Halo rekan-rekan mahasiswa pejuang toga, apa kabar mental dan naskahnya hari ini? Semoga revisiannya semakin menipis dan semangatnya tetap menebal, ya.
Sebagai dosen yang sudah bertahun-tahun memeriksa naskah skripsi, jujur saja, ada satu hal yang sering bikin saya (dan dosen lain) “sakit mata” selain data yang tidak valid. Apa itu? Bahasa yang berantakan. Idenya brilian, datanya lengkap, tapi cara penyampaiannya seperti status media sosial: tidak ada subjek, predikatnya lari-lari, dan penggunaan “di” yang dipisah atau disambung masih sering tertukar. Padahal, dalam dunia Penelitian ilmiah, bahasa adalah kendaraan utama logika.
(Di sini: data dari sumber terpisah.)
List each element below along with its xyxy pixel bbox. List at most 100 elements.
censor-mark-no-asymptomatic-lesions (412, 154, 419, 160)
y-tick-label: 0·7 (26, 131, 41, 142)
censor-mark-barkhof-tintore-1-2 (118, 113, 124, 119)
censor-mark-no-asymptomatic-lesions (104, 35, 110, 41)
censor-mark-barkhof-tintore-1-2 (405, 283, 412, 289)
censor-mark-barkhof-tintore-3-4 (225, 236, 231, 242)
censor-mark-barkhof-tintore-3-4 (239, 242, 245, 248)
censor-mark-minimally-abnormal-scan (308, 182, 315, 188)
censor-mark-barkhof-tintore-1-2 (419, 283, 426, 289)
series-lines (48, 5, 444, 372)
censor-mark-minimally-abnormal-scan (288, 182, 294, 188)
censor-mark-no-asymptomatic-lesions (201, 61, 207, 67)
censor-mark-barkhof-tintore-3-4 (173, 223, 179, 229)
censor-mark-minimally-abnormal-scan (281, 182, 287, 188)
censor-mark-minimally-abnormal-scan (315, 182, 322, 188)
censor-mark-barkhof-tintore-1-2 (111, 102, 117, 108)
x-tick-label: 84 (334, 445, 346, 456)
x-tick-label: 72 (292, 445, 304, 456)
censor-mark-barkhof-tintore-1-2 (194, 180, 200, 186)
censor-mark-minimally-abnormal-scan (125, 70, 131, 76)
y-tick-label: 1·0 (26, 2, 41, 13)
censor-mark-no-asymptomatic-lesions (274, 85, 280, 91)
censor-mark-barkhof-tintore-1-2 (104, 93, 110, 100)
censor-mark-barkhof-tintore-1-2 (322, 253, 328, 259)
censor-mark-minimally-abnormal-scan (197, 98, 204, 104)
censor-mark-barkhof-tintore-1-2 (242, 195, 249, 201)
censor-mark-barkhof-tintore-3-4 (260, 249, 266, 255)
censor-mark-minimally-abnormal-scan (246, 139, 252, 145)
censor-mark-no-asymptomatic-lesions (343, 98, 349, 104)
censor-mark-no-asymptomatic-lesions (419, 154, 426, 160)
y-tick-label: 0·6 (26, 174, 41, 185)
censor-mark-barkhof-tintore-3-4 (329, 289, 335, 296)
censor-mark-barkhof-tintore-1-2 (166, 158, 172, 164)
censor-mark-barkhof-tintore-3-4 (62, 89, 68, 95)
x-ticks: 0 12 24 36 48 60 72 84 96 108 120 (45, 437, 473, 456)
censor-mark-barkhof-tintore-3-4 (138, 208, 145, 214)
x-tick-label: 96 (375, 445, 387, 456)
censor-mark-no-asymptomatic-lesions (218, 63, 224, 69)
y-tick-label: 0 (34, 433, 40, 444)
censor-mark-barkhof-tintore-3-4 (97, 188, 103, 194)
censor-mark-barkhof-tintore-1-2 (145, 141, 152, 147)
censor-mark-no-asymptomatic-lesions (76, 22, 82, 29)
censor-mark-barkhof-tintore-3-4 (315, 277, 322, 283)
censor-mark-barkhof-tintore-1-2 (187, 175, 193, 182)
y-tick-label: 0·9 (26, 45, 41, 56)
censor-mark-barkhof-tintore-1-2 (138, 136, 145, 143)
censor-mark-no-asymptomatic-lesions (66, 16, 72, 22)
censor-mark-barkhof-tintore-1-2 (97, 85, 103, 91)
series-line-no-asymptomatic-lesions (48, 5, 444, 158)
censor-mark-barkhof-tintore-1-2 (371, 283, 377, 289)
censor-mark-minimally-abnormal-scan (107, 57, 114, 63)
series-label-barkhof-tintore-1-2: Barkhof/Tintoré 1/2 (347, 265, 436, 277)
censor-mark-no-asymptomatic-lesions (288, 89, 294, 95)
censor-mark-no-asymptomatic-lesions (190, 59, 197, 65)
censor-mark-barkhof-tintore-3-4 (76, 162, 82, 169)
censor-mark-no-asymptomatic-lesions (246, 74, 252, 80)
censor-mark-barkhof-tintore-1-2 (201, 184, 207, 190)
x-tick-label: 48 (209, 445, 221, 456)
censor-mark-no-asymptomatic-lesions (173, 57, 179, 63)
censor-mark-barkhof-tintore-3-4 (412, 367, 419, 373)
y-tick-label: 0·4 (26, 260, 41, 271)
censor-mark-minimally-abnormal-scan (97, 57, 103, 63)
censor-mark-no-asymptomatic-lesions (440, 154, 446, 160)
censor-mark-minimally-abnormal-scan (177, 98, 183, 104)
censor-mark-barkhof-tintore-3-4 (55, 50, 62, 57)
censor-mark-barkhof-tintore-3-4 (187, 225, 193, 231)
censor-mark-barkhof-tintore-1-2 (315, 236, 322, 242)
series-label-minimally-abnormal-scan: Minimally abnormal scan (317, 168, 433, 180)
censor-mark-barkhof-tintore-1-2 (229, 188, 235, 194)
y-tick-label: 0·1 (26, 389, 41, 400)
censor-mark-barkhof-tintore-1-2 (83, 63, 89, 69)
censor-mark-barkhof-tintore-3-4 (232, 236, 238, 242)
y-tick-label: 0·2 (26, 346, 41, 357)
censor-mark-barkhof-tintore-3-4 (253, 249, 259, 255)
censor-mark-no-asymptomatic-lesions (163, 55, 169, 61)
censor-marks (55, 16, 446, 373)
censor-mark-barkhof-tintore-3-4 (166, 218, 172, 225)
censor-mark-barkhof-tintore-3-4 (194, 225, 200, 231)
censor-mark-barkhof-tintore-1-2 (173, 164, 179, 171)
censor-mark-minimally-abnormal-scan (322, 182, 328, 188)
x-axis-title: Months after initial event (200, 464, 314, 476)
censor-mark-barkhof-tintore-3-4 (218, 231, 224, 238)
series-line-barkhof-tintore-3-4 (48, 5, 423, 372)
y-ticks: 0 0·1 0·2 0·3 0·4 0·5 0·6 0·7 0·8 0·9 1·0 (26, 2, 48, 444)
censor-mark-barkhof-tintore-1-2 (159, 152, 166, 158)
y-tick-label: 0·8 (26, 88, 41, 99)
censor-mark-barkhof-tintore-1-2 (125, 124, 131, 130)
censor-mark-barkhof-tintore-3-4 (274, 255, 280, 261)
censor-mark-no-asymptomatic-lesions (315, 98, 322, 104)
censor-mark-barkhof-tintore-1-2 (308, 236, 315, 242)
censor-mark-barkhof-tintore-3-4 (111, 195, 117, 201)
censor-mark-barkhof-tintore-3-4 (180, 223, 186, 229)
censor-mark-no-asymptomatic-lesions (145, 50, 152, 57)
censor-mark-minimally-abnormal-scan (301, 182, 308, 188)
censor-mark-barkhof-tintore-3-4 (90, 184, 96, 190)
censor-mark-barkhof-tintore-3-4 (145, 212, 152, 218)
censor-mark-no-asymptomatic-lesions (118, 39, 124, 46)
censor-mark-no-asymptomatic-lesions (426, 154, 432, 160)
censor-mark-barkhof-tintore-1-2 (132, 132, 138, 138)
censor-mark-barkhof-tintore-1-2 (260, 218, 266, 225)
Nah, kalau dulu mahasiswa harus buka buku PUEBI (sekarang kembali ke istilah EYD V) setebal bantal, sekarang kita bisa memanfaatkan teknologi. Kita sudah sering membahas cara menggunakan ChatGPT 4 untuk skripsi, jurnal, dan penelitian akademis secara umum. Tapi kali ini, saya akan bagikan “senjata rahasia” spesifik berupa Prompt ChatGPT Perbaiki Kalimat Skripsi Sesuai PUEBI. Tujuannya simpel: biar naskah kalian licin, baku, dan dosen pembimbing tidak punya alasan untuk mencoret masalah tata bahasa lagi.
Kenapa ChatGPT Biasa Sering Gagal Paham PUEBI?
Mungkin Anda pernah mencoba mengetik: “Tolong perbaiki kalimat ini.” Hasilnya? Terkadang malah jadi terlalu puitis atau bahasanya jadi aneh seperti terjemahan Google Translate tahun 2010. Itu karena AI perlu konteks.
Bahasa Indonesia baku itu unik. Kita punya aturan kalimat efektif yang ketat (Subjek + Predikat + Objek + Keterangan). Jika Anda tidak memberikan instruksi (prompt) yang spesifik bahwa Anda sedang menulis karya ilmiah, AI akan menganggap Anda sedang menulis blog santai. Oleh karena itu, prompt yang akan saya bagikan di bawah ini dirancang untuk memosisikan AI sebagai “Editor Bahasa Indonesia Senior”.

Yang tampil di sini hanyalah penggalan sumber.